With that line, Capistrano connects via ssh to host.example.com first and from there connects via ssh to the target host. (Without the gateway defined, Capistrano will connect via ssh directly to the target host.) With an ssh gateway defined in my Capfile tasks run under Ruby 1.9.2 are painfully slow. I collected some statistics quantifying the problem.

I started with the following dead simple Capistrano task:

role :all, %w[server1 server2 server3 server4 server5]
task :uptime, :roles => :all do
  run "uptime"
end

This task runs the uptime command on five different servers running Debian Linux. I ran the task 100 times in succession on a 2.6 GHz Core 2 Duo MacBook Pro running OS X 10.6.6 using Ruby Enterprise Edition 2010.02 and Ruby 1.9.2p136 both installed via RVM. I ran the tests with and without an ssh gateway. In each case I had capistrano 2.5.19, net-ssh 2.0.24 and net-ssh-gateway 1.0.1 installed. I timed each run.

The raw data for all the runs are available as a gist. I used this code to calculate the stats. Below is the analysis of those figures. First, running Ruby Enterprise Edition through an ssh gateway:

  real user sys
min 2.50s 0.50s 0.15s
max 3.93s 0.60s 0.21s
mean 2.61s 0.56s 0.17s
stddev 0.17s 0.02s 0.01s
median 2.56s 0.56s 0.17s

And running the same task under Ruby Enterprise Edition without an ssh gateway:

  real user sys
min 2.54s 0.47s 0.13s
max 3.13s 0.62s 0.18s
mean 2.61s 0.51s 0.14s
stddev 0.11s 0.02s 0.01s
median 2.58s 0.51s 0.14s

And now the same task under Ruby 1.9.2 without an ssh gateway:

  real user sys
min 2.29s 0.64s 0.21s
max 3.35s 0.72s 0.23s
mean 2.41s 0.66s 0.21s
stddev 0.11s 0.01s 0.00s
median 2.42s 0.66s 0.21s

And finally the same task under Ruby 1.9.2 through an ssh gateway:

  real user sys
min 3.54s 0.70s 0.23s
max 279.17s 1.83s 1.11s
mean 66.80s 0.96s 0.43s
stddev 58.61s 0.22s 0.18s
median 50.64s 0.92s 0.39s

So REE with and without a gateway and 1.9.2 without a gateway each took about 2.5 seconds to complete the task.
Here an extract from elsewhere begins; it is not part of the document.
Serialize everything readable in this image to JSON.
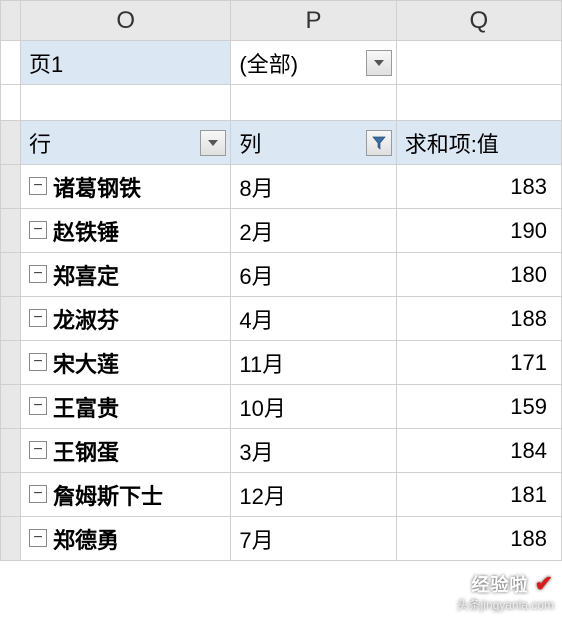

That seems reasonable to me. But cripes, the average runtime for that task under 1.9.2 with a gateway was 66.80 seconds, and the peak runtime was 279.17 seconds! The shortest runtime was an almost forgiveable 3.54 seconds. If you look at the data for that run you will see the substantial swings in runtime. The standard deviation was a moody 58.61 seconds. With a median runtime of 50.64 seconds, it would seem most of the runs are shorter than average, but there are several exceptionally slow runs. Fourteen runs took two minutes or longer.
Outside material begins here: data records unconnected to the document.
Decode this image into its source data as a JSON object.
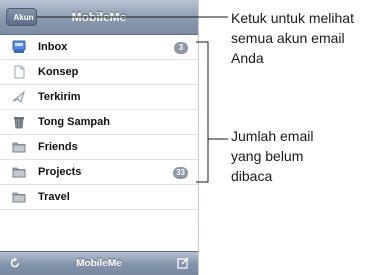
{
  "navbar": {
    "back_label": "Akun",
    "title": "MobileMe"
  },
  "mailboxes": [
    {
      "label": "Inbox",
      "icon": "inbox-icon",
      "badge": "3"
    },
    {
      "label": "Konsep",
      "icon": "drafts-icon",
      "badge": null
    },
    {
      "label": "Terkirim",
      "icon": "sent-icon",
      "badge": null
    },
    {
      "label": "Tong Sampah",
      "icon": "trash-icon",
      "badge": null
    },
    {
      "label": "Friends",
      "icon": "folder-icon",
      "badge": null
    },
    {
      "label": "Projects",
      "icon": "folder-icon",
      "badge": "33"
    },
    {
      "label": "Travel",
      "icon": "folder-icon",
      "badge": null
    }
  ],
  "toolbar": {
    "title": "MobileMe"
  },
  "callouts": {
    "accounts": "Ketuk untuk melihat semua akun email Anda",
    "unread": "Jumlah email yang belum dibaca"
  },
  "colors": {
    "navbar": "#8a9ab0",
    "badge": "#8c98a8",
    "icon_blue": "#4f7fd0"
  }
}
Again, apart from knowing it has something to do with using an ssh gateway, I haven’t identified the actual problem yet. If you know what I might be doing wrong, I’d love to know. If you don’t know what’s going on, but you’re having a similar problem, well, at least you’re not alone. In the meanwhile, I’ve modified my Capfile to let me conditionally enable the ssh gateway:

if ENV['CAP_SSH_GATEWAY']
  set :gateway, ENV['CAP_SSH_GATEWAY']
end

# Run without an ssh gateway
#   $ cap <task>
# Run through an ssh gateway
#   $ cap <task> CAP_SSH_GATEWAY=host.example.com

This allows me to continue using Ruby 1.9 for daily systems administration tasks while I’m on a trusted network. When working from an untrusted network, I can throw CAP_SSH_GATEWAY on the end (and switch to Ruby 1.8 – which is easy with RVM).